Lady ahead of me: These all your girls?
Me (Big smile on my face): No I have 4 girls!
Lady ahead of me: You were awful to your mother weren't you?
Me (what??????): No my mother and I have a great relationship!
Lady ahead of me: They say you get lots of girls if you were awful to your mother.
Me: I needed girls! I have grown so much. I am so glad God gave them to me. God gives you what you need.
Lady ahead of me: I have two girls and if I had another one I would shoot myself.
Me (really Lady?): Well, I really like my girls.
Lady ahead of me: I love my girls, but....(look of horror, and you must be crazy on her face).
My girls stood silently listening to it all.
I am a trained counselor so I understand that this woman is probably going through some hard stuff with her daughters. I wanted to be empathetic and reach out to her but I was too mad.
LADY! Do you really expect me to tear down my daughters (you are a complete stranger) with them standing right here???????????
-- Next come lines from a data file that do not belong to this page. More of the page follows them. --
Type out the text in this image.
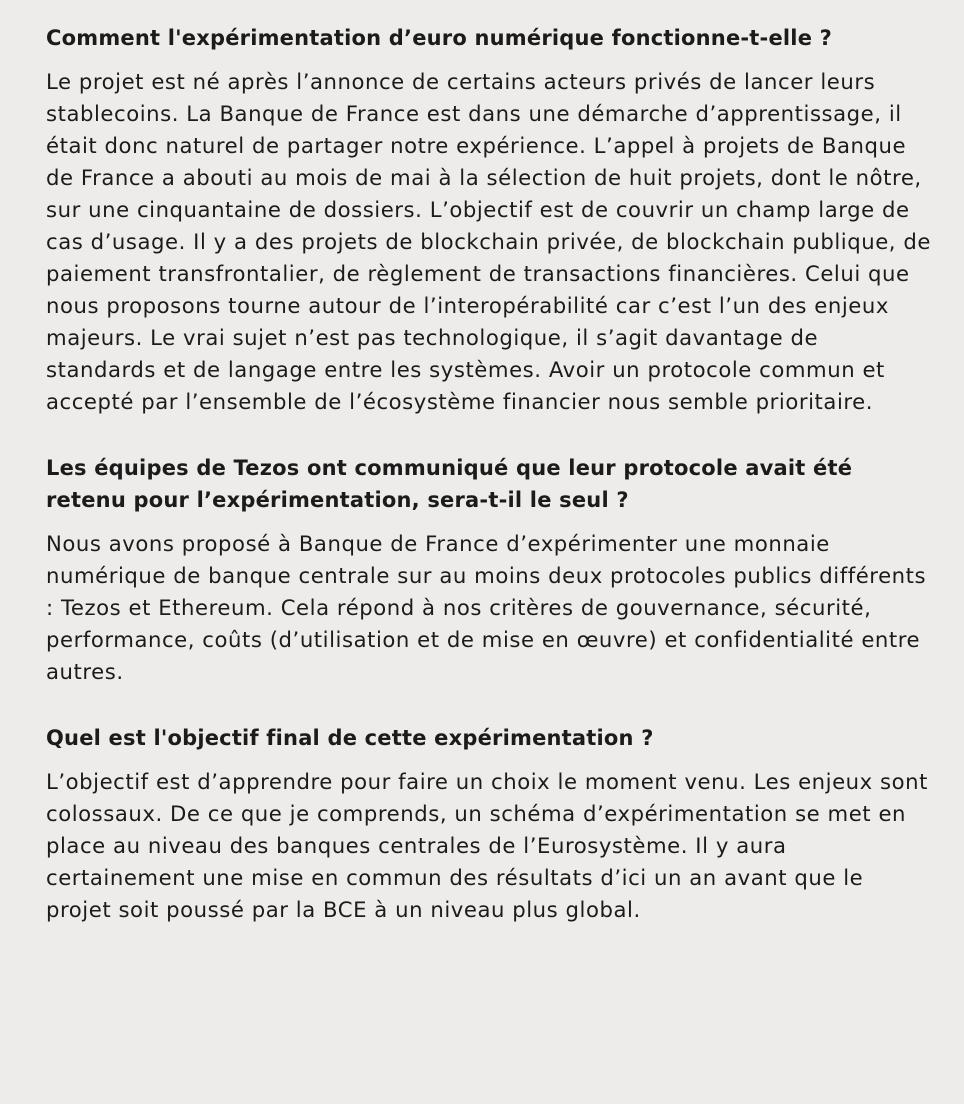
Comment l'expérimentation d’euro numérique fonctionne-t-elle ?

Le projet est né après l’annonce de certains acteurs privés de lancer leurs stablecoins. La Banque de France est dans une démarche d’apprentissage, il était donc naturel de partager notre expérience. L’appel à projets de Banque de France a abouti au mois de mai à la sélection de huit projets, dont le nôtre, sur une cinquantaine de dossiers. L’objectif est de couvrir un champ large de cas d’usage. Il y a des projets de blockchain privée, de blockchain publique, de paiement transfrontalier, de règlement de transactions financières. Celui que nous proposons tourne autour de l’interopérabilité car c’est l’un des enjeux majeurs. Le vrai sujet n’est pas technologique, il s’agit davantage de standards et de langage entre les systèmes. Avoir un protocole commun et accepté par l’ensemble de l’écosystème financier nous semble prioritaire.

Les équipes de Tezos ont communiqué que leur protocole avait été retenu pour l’expérimentation, sera-t-il le seul ?

Nous avons proposé à Banque de France d’expérimenter une monnaie numérique de banque centrale sur au moins deux protocoles publics différents : Tezos et Ethereum. Cela répond à nos critères de gouvernance, sécurité, performance, coûts (d’utilisation et de mise en œuvre) et confidentialité entre autres.

Quel est l'objectif final de cette expérimentation ?

L’objectif est d’apprendre pour faire un choix le moment venu. Les enjeux sont colossaux. De ce que je comprends, un schéma d’expérimentation se met en place au niveau des banques centrales de l’Eurosystème. Il y aura certainement une mise en commun des résultats d’ici un an avant que le projet soit poussé par la BCE à un niveau plus global.
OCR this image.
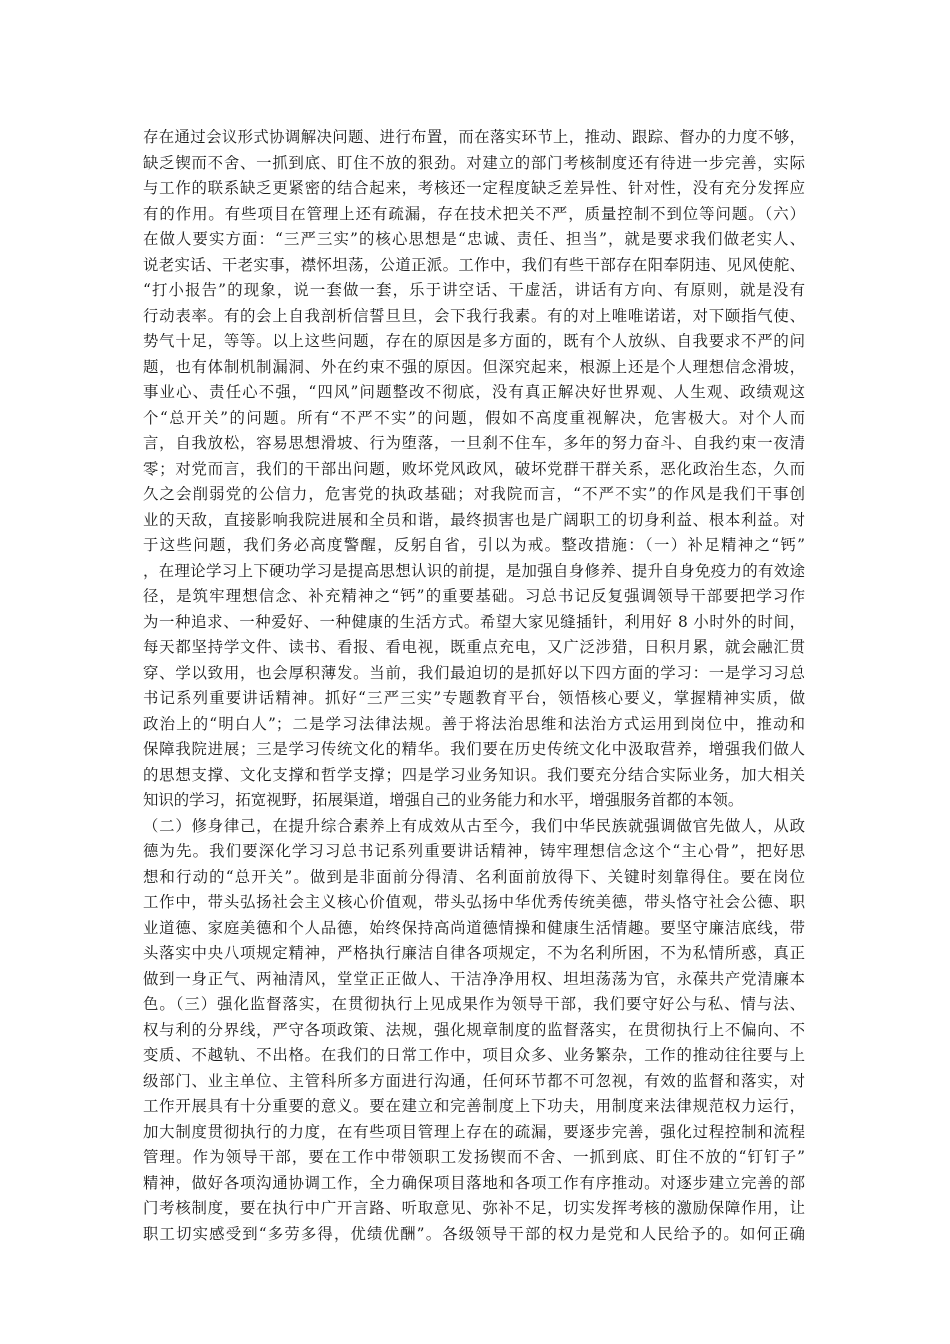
存在通过会议形式协调解决问题、进行布置，而在落实环节上，推动、跟踪、督办的力度不够，
缺乏锲而不舍、一抓到底、盯住不放的狠劲。对建立的部门考核制度还有待进一步完善，实际
与工作的联系缺乏更紧密的结合起来，考核还一定程度缺乏差异性、针对性，没有充分发挥应
有的作用。有些项目在管理上还有疏漏，存在技术把关不严，质量控制不到位等问题。（六）
在做人要实方面：“三严三实”的核心思想是“忠诚、责任、担当”，就是要求我们做老实人、
说老实话、干老实事，襟怀坦荡，公道正派。工作中，我们有些干部存在阳奉阴违、见风使舵、
“打小报告”的现象，说一套做一套，乐于讲空话、干虚活，讲话有方向、有原则，就是没有
行动表率。有的会上自我剖析信誓旦旦，会下我行我素。有的对上唯唯诺诺，对下颐指气使、
势气十足，等等。以上这些问题，存在的原因是多方面的，既有个人放纵、自我要求不严的问
题，也有体制机制漏洞、外在约束不强的原因。但深究起来，根源上还是个人理想信念滑坡，
事业心、责任心不强，“四风”问题整改不彻底，没有真正解决好世界观、人生观、政绩观这
个“总开关”的问题。所有“不严不实”的问题，假如不高度重视解决，危害极大。对个人而
言，自我放松，容易思想滑坡、行为堕落，一旦刹不住车，多年的努力奋斗、自我约束一夜清
零；对党而言，我们的干部出问题，败坏党风政风，破坏党群干群关系，恶化政治生态，久而
久之会削弱党的公信力，危害党的执政基础；对我院而言，“不严不实”的作风是我们干事创
业的天敌，直接影响我院进展和全员和谐，最终损害也是广阔职工的切身利益、根本利益。对
于这些问题，我们务必高度警醒，反躬自省，引以为戒。整改措施：（一）补足精神之“钙”
，在理论学习上下硬功学习是提高思想认识的前提，是加强自身修养、提升自身免疫力的有效途
径，是筑牢理想信念、补充精神之“钙”的重要基础。习总书记反复强调领导干部要把学习作
为一种追求、一种爱好、一种健康的生活方式。希望大家见缝插针，利用好 8 小时外的时间，
每天都坚持学文件、读书、看报、看电视，既重点充电，又广泛涉猎，日积月累，就会融汇贯
穿、学以致用，也会厚积薄发。当前，我们最迫切的是抓好以下四方面的学习：一是学习习总
书记系列重要讲话精神。抓好“三严三实”专题教育平台，领悟核心要义，掌握精神实质，做
政治上的“明白人”；二是学习法律法规。善于将法治思维和法治方式运用到岗位中，推动和
保障我院进展；三是学习传统文化的精华。我们要在历史传统文化中汲取营养，增强我们做人
的思想支撑、文化支撑和哲学支撑；四是学习业务知识。我们要充分结合实际业务，加大相关
知识的学习，拓宽视野，拓展渠道，增强自己的业务能力和水平，增强服务首都的本领。
（二）修身律己，在提升综合素养上有成效从古至今，我们中华民族就强调做官先做人，从政
德为先。我们要深化学习习总书记系列重要讲话精神，铸牢理想信念这个“主心骨”，把好思
想和行动的“总开关”。做到是非面前分得清、名利面前放得下、关键时刻靠得住。要在岗位
工作中，带头弘扬社会主义核心价值观，带头弘扬中华优秀传统美德，带头恪守社会公德、职
业道德、家庭美德和个人品德，始终保持高尚道德情操和健康生活情趣。要坚守廉洁底线，带
头落实中央八项规定精神，严格执行廉洁自律各项规定，不为名利所困，不为私情所惑，真正
做到一身正气、两袖清风，堂堂正正做人、干洁净净用权、坦坦荡荡为官，永葆共产党清廉本
色。（三）强化监督落实，在贯彻执行上见成果作为领导干部，我们要守好公与私、情与法、
权与利的分界线，严守各项政策、法规，强化规章制度的监督落实，在贯彻执行上不偏向、不
变质、不越轨、不出格。在我们的日常工作中，项目众多、业务繁杂，工作的推动往往要与上
级部门、业主单位、主管科所多方面进行沟通，任何环节都不可忽视，有效的监督和落实，对
工作开展具有十分重要的意义。要在建立和完善制度上下功夫，用制度来法律规范权力运行，
加大制度贯彻执行的力度，在有些项目管理上存在的疏漏，要逐步完善，强化过程控制和流程
管理。作为领导干部，要在工作中带领职工发扬锲而不舍、一抓到底、盯住不放的“钉钉子”
精神，做好各项沟通协调工作，全力确保项目落地和各项工作有序推动。对逐步建立完善的部
门考核制度，要在执行中广开言路、听取意见、弥补不足，切实发挥考核的激励保障作用，让
职工切实感受到“多劳多得，优绩优酬”。各级领导干部的权力是党和人民给予的。如何正确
I did ask God for sons because I thought I was better equipped to cherish sons, but I am so glad He BLESSED me with my FOUR daughters!
I realize this was a wasted opportunity. Momma Bear rose up, and all I could think about was how much I wanted to cover up my girls' ears! The conversation would have never come up if my girls weren't there, but wouldn't it have been lovely if I had been alone with this woman? Maybe we could have walked out of the bank together and really talked about what was going on with her girls.
She must be going through something terrible to try to convince a complete stranger that girls are punishment for wicked daughters who had tormented their mothers.
This lady would not back down no matter what I said.
She talked to me right through her transaction. Her teller just watched.
I was so glad to wrap up my business and turn to her saying, "Goodbye!"